De nombreux avertissements ont été lancés par d’éminents hommes de science et par des autorités en stratégie militaire. Aucun d’eux ne dira que les pires résultats sont certains. Ce qu’ils affirment, c’est que ces résultats sont possibles, et que personne ne peut garantir qu’ils ne se produiront pas. Nous n’avons pas constaté que les points de vue des experts sur cette question dépendent, en quoi que ce soit, de leurs préjugés ou de leurs opinions politiques. Ils sont basés uniquement, selon ce que nos recherches nous ont révélé, sur l’étendue des connaissances de chacun de ces experts. Nous avons trouvé que ceux qui en savent le plus sont aussi les plus sombres.

Voici donc le problème que nous vous présentons, âpre, terrible et inévitable: allons-nous mettre un terme à l’existence de la race humaine, ou l’humanité renoncera-t-elle à la guerre ? Les gens ne veulent pas faire face à cette alternative, car il est très difficile d’abolir la guerre.
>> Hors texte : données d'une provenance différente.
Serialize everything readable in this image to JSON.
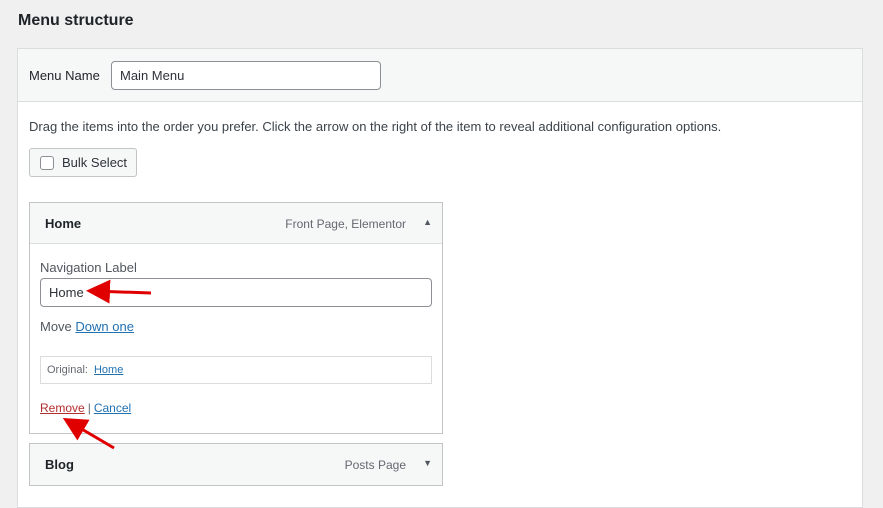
{
  "page": {
    "title": "Menu structure"
  },
  "menu": {
    "name_label": "Menu Name",
    "name_value": "Main Menu",
    "instructions": "Drag the items into the order you prefer. Click the arrow on the right of the item to reveal additional configuration options.",
    "bulk_select_label": "Bulk Select"
  },
  "items": [
    {
      "title": "Home",
      "type": "Front Page, Elementor",
      "expanded": true,
      "nav_label_caption": "Navigation Label",
      "nav_label_value": "Home",
      "move_label": "Move",
      "move_link": "Down one",
      "original_label": "Original:",
      "original_link": "Home",
      "remove_label": "Remove",
      "separator": "|",
      "cancel_label": "Cancel",
      "toggle_icon": "triangle-up"
    },
    {
      "title": "Blog",
      "type": "Posts Page",
      "expanded": false,
      "toggle_icon": "triangle-down"
    }
  ],
  "annotations": {
    "arrow_color": "#e00000"
  }
}
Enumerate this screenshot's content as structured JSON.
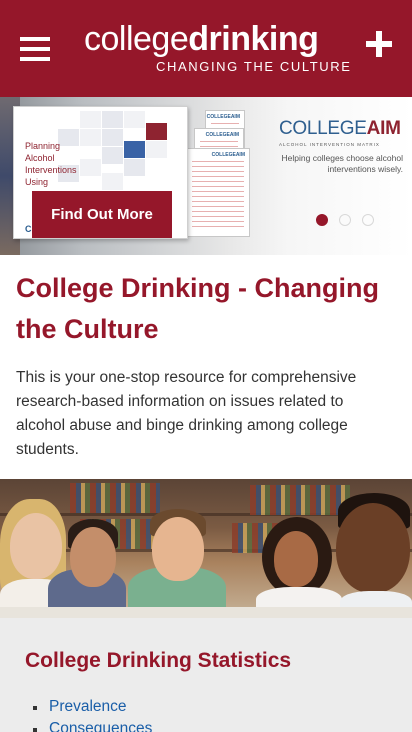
{
  "header": {
    "logo_light": "college",
    "logo_bold": "drinking",
    "logo_tagline": "CHANGING THE CULTURE",
    "menu_icon": "hamburger-menu-icon",
    "plus_icon": "plus-icon",
    "background_color": "#95172a"
  },
  "hero": {
    "document_title": "Planning Alcohol Interventions Using",
    "document_headers": [
      "COLLEGEAIM",
      "COLLEGEAIM",
      "COLLEGEAIM"
    ],
    "button_label": "Find Out More",
    "aim_logo_light": "COLLEGE",
    "aim_logo_bold": "AIM",
    "aim_logo_subtitle": "ALCOHOL INTERVENTION MATRIX",
    "aim_tagline": "Helping colleges choose alcohol interventions wisely.",
    "slide_count": 3,
    "active_slide": 1
  },
  "main": {
    "title": "College Drinking - Changing the Culture",
    "intro": "This is your one-stop resource for comprehensive research-based information on issues related to alcohol abuse and binge drinking among college students."
  },
  "stats": {
    "title": "College Drinking Statistics",
    "links": [
      "Prevalence",
      "Consequences"
    ]
  },
  "colors": {
    "brand": "#95172a",
    "link": "#1a5ea8",
    "stats_background": "#ececec"
  }
}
L’abolition de la guerre imposera des limites déplaisantes aux souverainetés nationales.  Mais ce qui empêche peut-être plus que tout la compréhension de la situation, c’est que le mot « humanité » est perçu comme vague et abstrait. Les gens ont du mal à réaliser que le danger ne concerne pas une vague humanité, mais eux-mêmes, leurs enfants et leurs petits-enfants. Ils ont de la difficulté à comprendre qu’eux-mêmes, individuellement, et ceux qu’ils aiment, sont exposés au danger imminent d’une mort épouvantable. Et ils espèrent que, peut-être, la guerre pourrait continuer d’exister, pour autant que les armes modernes soient interdites.

Cet espoir est illusoire. Quelles que soient les conventions conclues en temps de paix interdisant l’usage des bombes H, elles ne seraient plus considérées comme valides en temps de guerre, et les deux parties en entameraient la production dès le début de la guerre, car si l’un des belligérants produisait les bombes et l’autre ne le faisait pas, celui qui les possèderait serait inévitablement le vainqueur.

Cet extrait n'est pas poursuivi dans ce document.